Hoge Raad, 23-09-2016, ECLI:NL:HR:2016:2149, 16/00033
Hoge Raad, 23-09-2016, ECLI:NL:HR:2016:2149, 16/00033
Gegevens
- Instantie
- Hoge Raad
- Datum uitspraak
- 23 september 2016
- Datum publicatie
- 23 september 2016
- ECLI
- ECLI:NL:HR:2016:2149
- Formele relaties
- In cassatie op : ECLI:NL:GHDHA:2015:3363
- Zaaknummer
- 16/00033
Inhoudsindicatie
HR: 81.1 RO.
Uitspraak
23 september 2016
Nr. 16/00033
Arrest
gewezen op het beroep in cassatie van [X] te [Z] (hierna: belanghebbende) tegen de uitspraak van het Gerechtshof Den Haag van 18 november 2015, nrs. BK-15/00144 en 15/00174 tot en met 15/00176, op het hoger beroep van belanghebbende tegen een uitspraak van de Rechtbank Rotterdam (nr. ROT 14/208) betreffende ten aanzien van belanghebbende gegeven beschikkingen op grond van de Wet waardering onroerende zaken en aanslagen in de onroerendezaakbelastingen van de gemeente Rotterdam voor het jaar 2013.
1 Geding in cassatie
Belanghebbende heeft tegen ’s Hofs uitspraak beroep in cassatie ingesteld en daarbij een aantal klachten aangevoerd.

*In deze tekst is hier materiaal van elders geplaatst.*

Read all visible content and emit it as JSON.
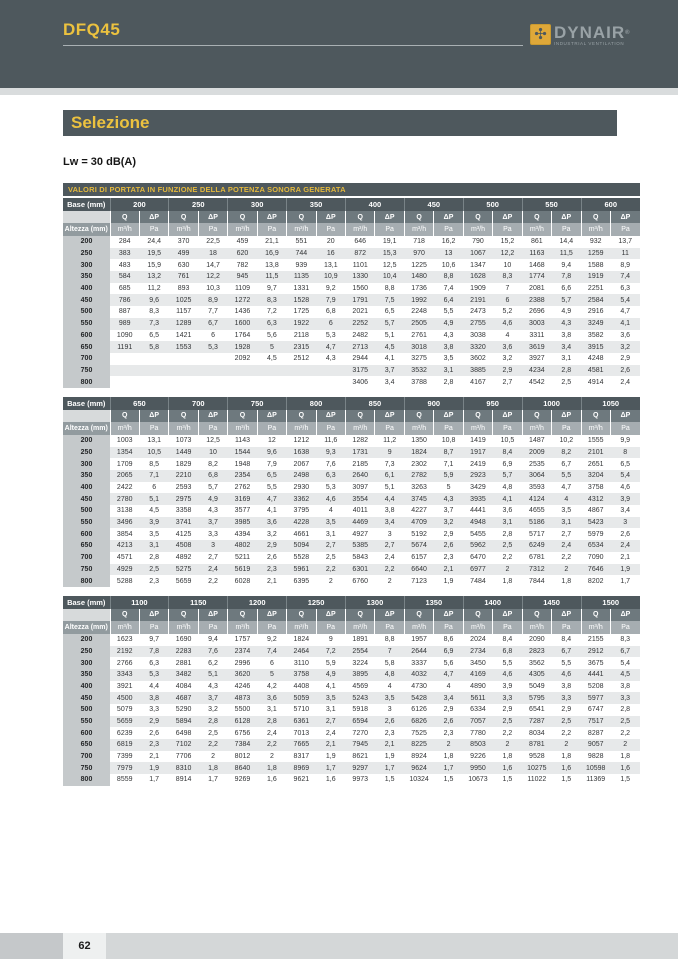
{
  "page": {
    "code": "DFQ45",
    "page_number": "62"
  },
  "logo": {
    "name": "DYNAIR",
    "reg": "®",
    "tagline": "INDUSTRIAL VENTILATION",
    "fan_icon": "✣",
    "icon_color": "#dfa839"
  },
  "section": {
    "title": "Selezione",
    "condition": "Lw = 30 dB(A)",
    "table_caption": "VALORI DI PORTATA IN FUNZIONE DELLA POTENZA SONORA GENERATA"
  },
  "colors": {
    "slate": "#4e585d",
    "accent_yellow": "#ecc23f"
  },
  "table_labels": {
    "base": "Base (mm)",
    "height": "Altezza (mm)",
    "q": "Q",
    "dp": "ΔP",
    "q_unit": "m³/h",
    "dp_unit": "Pa"
  },
  "tables": [
    {
      "bases": [
        "200",
        "250",
        "300",
        "350",
        "400",
        "450",
        "500",
        "550",
        "600"
      ],
      "rows": [
        {
          "altezza": "200",
          "values": [
            "284",
            "24,4",
            "370",
            "22,5",
            "459",
            "21,1",
            "551",
            "20",
            "646",
            "19,1",
            "718",
            "16,2",
            "790",
            "15,2",
            "861",
            "14,4",
            "932",
            "13,7"
          ]
        },
        {
          "altezza": "250",
          "values": [
            "383",
            "19,5",
            "499",
            "18",
            "620",
            "16,9",
            "744",
            "16",
            "872",
            "15,3",
            "970",
            "13",
            "1067",
            "12,2",
            "1163",
            "11,5",
            "1259",
            "11"
          ]
        },
        {
          "altezza": "300",
          "values": [
            "483",
            "15,9",
            "630",
            "14,7",
            "782",
            "13,8",
            "939",
            "13,1",
            "1101",
            "12,5",
            "1225",
            "10,6",
            "1347",
            "10",
            "1468",
            "9,4",
            "1588",
            "8,9"
          ]
        },
        {
          "altezza": "350",
          "values": [
            "584",
            "13,2",
            "761",
            "12,2",
            "945",
            "11,5",
            "1135",
            "10,9",
            "1330",
            "10,4",
            "1480",
            "8,8",
            "1628",
            "8,3",
            "1774",
            "7,8",
            "1919",
            "7,4"
          ]
        },
        {
          "altezza": "400",
          "values": [
            "685",
            "11,2",
            "893",
            "10,3",
            "1109",
            "9,7",
            "1331",
            "9,2",
            "1560",
            "8,8",
            "1736",
            "7,4",
            "1909",
            "7",
            "2081",
            "6,6",
            "2251",
            "6,3"
          ]
        },
        {
          "altezza": "450",
          "values": [
            "786",
            "9,6",
            "1025",
            "8,9",
            "1272",
            "8,3",
            "1528",
            "7,9",
            "1791",
            "7,5",
            "1992",
            "6,4",
            "2191",
            "6",
            "2388",
            "5,7",
            "2584",
            "5,4"
          ]
        },
        {
          "altezza": "500",
          "values": [
            "887",
            "8,3",
            "1157",
            "7,7",
            "1436",
            "7,2",
            "1725",
            "6,8",
            "2021",
            "6,5",
            "2248",
            "5,5",
            "2473",
            "5,2",
            "2696",
            "4,9",
            "2916",
            "4,7"
          ]
        },
        {
          "altezza": "550",
          "values": [
            "989",
            "7,3",
            "1289",
            "6,7",
            "1600",
            "6,3",
            "1922",
            "6",
            "2252",
            "5,7",
            "2505",
            "4,9",
            "2755",
            "4,6",
            "3003",
            "4,3",
            "3249",
            "4,1"
          ]
        },
        {
          "altezza": "600",
          "values": [
            "1090",
            "6,5",
            "1421",
            "6",
            "1764",
            "5,6",
            "2118",
            "5,3",
            "2482",
            "5,1",
            "2761",
            "4,3",
            "3038",
            "4",
            "3311",
            "3,8",
            "3582",
            "3,6"
          ]
        },
        {
          "altezza": "650",
          "values": [
            "1191",
            "5,8",
            "1553",
            "5,3",
            "1928",
            "5",
            "2315",
            "4,7",
            "2713",
            "4,5",
            "3018",
            "3,8",
            "3320",
            "3,6",
            "3619",
            "3,4",
            "3915",
            "3,2"
          ]
        },
        {
          "altezza": "700",
          "values": [
            "",
            "",
            "",
            "",
            "2092",
            "4,5",
            "2512",
            "4,3",
            "2944",
            "4,1",
            "3275",
            "3,5",
            "3602",
            "3,2",
            "3927",
            "3,1",
            "4248",
            "2,9"
          ]
        },
        {
          "altezza": "750",
          "values": [
            "",
            "",
            "",
            "",
            "",
            "",
            "",
            "",
            "3175",
            "3,7",
            "3532",
            "3,1",
            "3885",
            "2,9",
            "4234",
            "2,8",
            "4581",
            "2,6"
          ]
        },
        {
          "altezza": "800",
          "values": [
            "",
            "",
            "",
            "",
            "",
            "",
            "",
            "",
            "3406",
            "3,4",
            "3788",
            "2,8",
            "4167",
            "2,7",
            "4542",
            "2,5",
            "4914",
            "2,4"
          ]
        }
      ]
    },
    {
      "bases": [
        "650",
        "700",
        "750",
        "800",
        "850",
        "900",
        "950",
        "1000",
        "1050"
      ],
      "rows": [
        {
          "altezza": "200",
          "values": [
            "1003",
            "13,1",
            "1073",
            "12,5",
            "1143",
            "12",
            "1212",
            "11,6",
            "1282",
            "11,2",
            "1350",
            "10,8",
            "1419",
            "10,5",
            "1487",
            "10,2",
            "1555",
            "9,9"
          ]
        },
        {
          "altezza": "250",
          "values": [
            "1354",
            "10,5",
            "1449",
            "10",
            "1544",
            "9,6",
            "1638",
            "9,3",
            "1731",
            "9",
            "1824",
            "8,7",
            "1917",
            "8,4",
            "2009",
            "8,2",
            "2101",
            "8"
          ]
        },
        {
          "altezza": "300",
          "values": [
            "1709",
            "8,5",
            "1829",
            "8,2",
            "1948",
            "7,9",
            "2067",
            "7,6",
            "2185",
            "7,3",
            "2302",
            "7,1",
            "2419",
            "6,9",
            "2535",
            "6,7",
            "2651",
            "6,5"
          ]
        },
        {
          "altezza": "350",
          "values": [
            "2065",
            "7,1",
            "2210",
            "6,8",
            "2354",
            "6,5",
            "2498",
            "6,3",
            "2640",
            "6,1",
            "2782",
            "5,9",
            "2923",
            "5,7",
            "3064",
            "5,5",
            "3204",
            "5,4"
          ]
        },
        {
          "altezza": "400",
          "values": [
            "2422",
            "6",
            "2593",
            "5,7",
            "2762",
            "5,5",
            "2930",
            "5,3",
            "3097",
            "5,1",
            "3263",
            "5",
            "3429",
            "4,8",
            "3593",
            "4,7",
            "3758",
            "4,6"
          ]
        },
        {
          "altezza": "450",
          "values": [
            "2780",
            "5,1",
            "2975",
            "4,9",
            "3169",
            "4,7",
            "3362",
            "4,6",
            "3554",
            "4,4",
            "3745",
            "4,3",
            "3935",
            "4,1",
            "4124",
            "4",
            "4312",
            "3,9"
          ]
        },
        {
          "altezza": "500",
          "values": [
            "3138",
            "4,5",
            "3358",
            "4,3",
            "3577",
            "4,1",
            "3795",
            "4",
            "4011",
            "3,8",
            "4227",
            "3,7",
            "4441",
            "3,6",
            "4655",
            "3,5",
            "4867",
            "3,4"
          ]
        },
        {
          "altezza": "550",
          "values": [
            "3496",
            "3,9",
            "3741",
            "3,7",
            "3985",
            "3,6",
            "4228",
            "3,5",
            "4469",
            "3,4",
            "4709",
            "3,2",
            "4948",
            "3,1",
            "5186",
            "3,1",
            "5423",
            "3"
          ]
        },
        {
          "altezza": "600",
          "values": [
            "3854",
            "3,5",
            "4125",
            "3,3",
            "4394",
            "3,2",
            "4661",
            "3,1",
            "4927",
            "3",
            "5192",
            "2,9",
            "5455",
            "2,8",
            "5717",
            "2,7",
            "5979",
            "2,6"
          ]
        },
        {
          "altezza": "650",
          "values": [
            "4213",
            "3,1",
            "4508",
            "3",
            "4802",
            "2,9",
            "5094",
            "2,7",
            "5385",
            "2,7",
            "5674",
            "2,6",
            "5962",
            "2,5",
            "6249",
            "2,4",
            "6534",
            "2,4"
          ]
        },
        {
          "altezza": "700",
          "values": [
            "4571",
            "2,8",
            "4892",
            "2,7",
            "5211",
            "2,6",
            "5528",
            "2,5",
            "5843",
            "2,4",
            "6157",
            "2,3",
            "6470",
            "2,2",
            "6781",
            "2,2",
            "7090",
            "2,1"
          ]
        },
        {
          "altezza": "750",
          "values": [
            "4929",
            "2,5",
            "5275",
            "2,4",
            "5619",
            "2,3",
            "5961",
            "2,2",
            "6301",
            "2,2",
            "6640",
            "2,1",
            "6977",
            "2",
            "7312",
            "2",
            "7646",
            "1,9"
          ]
        },
        {
          "altezza": "800",
          "values": [
            "5288",
            "2,3",
            "5659",
            "2,2",
            "6028",
            "2,1",
            "6395",
            "2",
            "6760",
            "2",
            "7123",
            "1,9",
            "7484",
            "1,8",
            "7844",
            "1,8",
            "8202",
            "1,7"
          ]
        }
      ]
    },
    {
      "bases": [
        "1100",
        "1150",
        "1200",
        "1250",
        "1300",
        "1350",
        "1400",
        "1450",
        "1500"
      ],
      "rows": [
        {
          "altezza": "200",
          "values": [
            "1623",
            "9,7",
            "1690",
            "9,4",
            "1757",
            "9,2",
            "1824",
            "9",
            "1891",
            "8,8",
            "1957",
            "8,6",
            "2024",
            "8,4",
            "2090",
            "8,4",
            "2155",
            "8,3"
          ]
        },
        {
          "altezza": "250",
          "values": [
            "2192",
            "7,8",
            "2283",
            "7,6",
            "2374",
            "7,4",
            "2464",
            "7,2",
            "2554",
            "7",
            "2644",
            "6,9",
            "2734",
            "6,8",
            "2823",
            "6,7",
            "2912",
            "6,7"
          ]
        },
        {
          "altezza": "300",
          "values": [
            "2766",
            "6,3",
            "2881",
            "6,2",
            "2996",
            "6",
            "3110",
            "5,9",
            "3224",
            "5,8",
            "3337",
            "5,6",
            "3450",
            "5,5",
            "3562",
            "5,5",
            "3675",
            "5,4"
          ]
        },
        {
          "altezza": "350",
          "values": [
            "3343",
            "5,3",
            "3482",
            "5,1",
            "3620",
            "5",
            "3758",
            "4,9",
            "3895",
            "4,8",
            "4032",
            "4,7",
            "4169",
            "4,6",
            "4305",
            "4,6",
            "4441",
            "4,5"
          ]
        },
        {
          "altezza": "400",
          "values": [
            "3921",
            "4,4",
            "4084",
            "4,3",
            "4246",
            "4,2",
            "4408",
            "4,1",
            "4569",
            "4",
            "4730",
            "4",
            "4890",
            "3,9",
            "5049",
            "3,8",
            "5208",
            "3,8"
          ]
        },
        {
          "altezza": "450",
          "values": [
            "4500",
            "3,8",
            "4687",
            "3,7",
            "4873",
            "3,6",
            "5059",
            "3,5",
            "5243",
            "3,5",
            "5428",
            "3,4",
            "5611",
            "3,3",
            "5795",
            "3,3",
            "5977",
            "3,3"
          ]
        },
        {
          "altezza": "500",
          "values": [
            "5079",
            "3,3",
            "5290",
            "3,2",
            "5500",
            "3,1",
            "5710",
            "3,1",
            "5918",
            "3",
            "6126",
            "2,9",
            "6334",
            "2,9",
            "6541",
            "2,9",
            "6747",
            "2,8"
          ]
        },
        {
          "altezza": "550",
          "values": [
            "5659",
            "2,9",
            "5894",
            "2,8",
            "6128",
            "2,8",
            "6361",
            "2,7",
            "6594",
            "2,6",
            "6826",
            "2,6",
            "7057",
            "2,5",
            "7287",
            "2,5",
            "7517",
            "2,5"
          ]
        },
        {
          "altezza": "600",
          "values": [
            "6239",
            "2,6",
            "6498",
            "2,5",
            "6756",
            "2,4",
            "7013",
            "2,4",
            "7270",
            "2,3",
            "7525",
            "2,3",
            "7780",
            "2,2",
            "8034",
            "2,2",
            "8287",
            "2,2"
          ]
        },
        {
          "altezza": "650",
          "values": [
            "6819",
            "2,3",
            "7102",
            "2,2",
            "7384",
            "2,2",
            "7665",
            "2,1",
            "7945",
            "2,1",
            "8225",
            "2",
            "8503",
            "2",
            "8781",
            "2",
            "9057",
            "2"
          ]
        },
        {
          "altezza": "700",
          "values": [
            "7399",
            "2,1",
            "7706",
            "2",
            "8012",
            "2",
            "8317",
            "1,9",
            "8621",
            "1,9",
            "8924",
            "1,8",
            "9226",
            "1,8",
            "9528",
            "1,8",
            "9828",
            "1,8"
          ]
        },
        {
          "altezza": "750",
          "values": [
            "7979",
            "1,9",
            "8310",
            "1,8",
            "8640",
            "1,8",
            "8969",
            "1,7",
            "9297",
            "1,7",
            "9624",
            "1,7",
            "9950",
            "1,6",
            "10275",
            "1,6",
            "10598",
            "1,6"
          ]
        },
        {
          "altezza": "800",
          "values": [
            "8559",
            "1,7",
            "8914",
            "1,7",
            "9269",
            "1,6",
            "9621",
            "1,6",
            "9973",
            "1,5",
            "10324",
            "1,5",
            "10673",
            "1,5",
            "11022",
            "1,5",
            "11369",
            "1,5"
          ]
        }
      ]
    }
  ]
}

Het college van burgemeester en wethouders van de gemeente Rotterdam (hierna: het College) heeft een verweerschrift ingediend.
Belanghebbende heeft een conclusie van repliek ingediend.
Het College heeft een conclusie van dupliek ingediend.
2 Beoordeling van de klachten
De klachten kunnen niet tot cassatie leiden. Dit behoeft, gezien artikel 81, lid 1, van de Wet op de rechterlijke organisatie, geen nadere motivering, nu de klachten niet nopen tot beantwoording van rechtsvragen in het belang van de rechtseenheid of de rechtsontwikkeling.
3 Proceskosten
De Hoge Raad acht geen termen aanwezig voor een veroordeling in de proceskosten.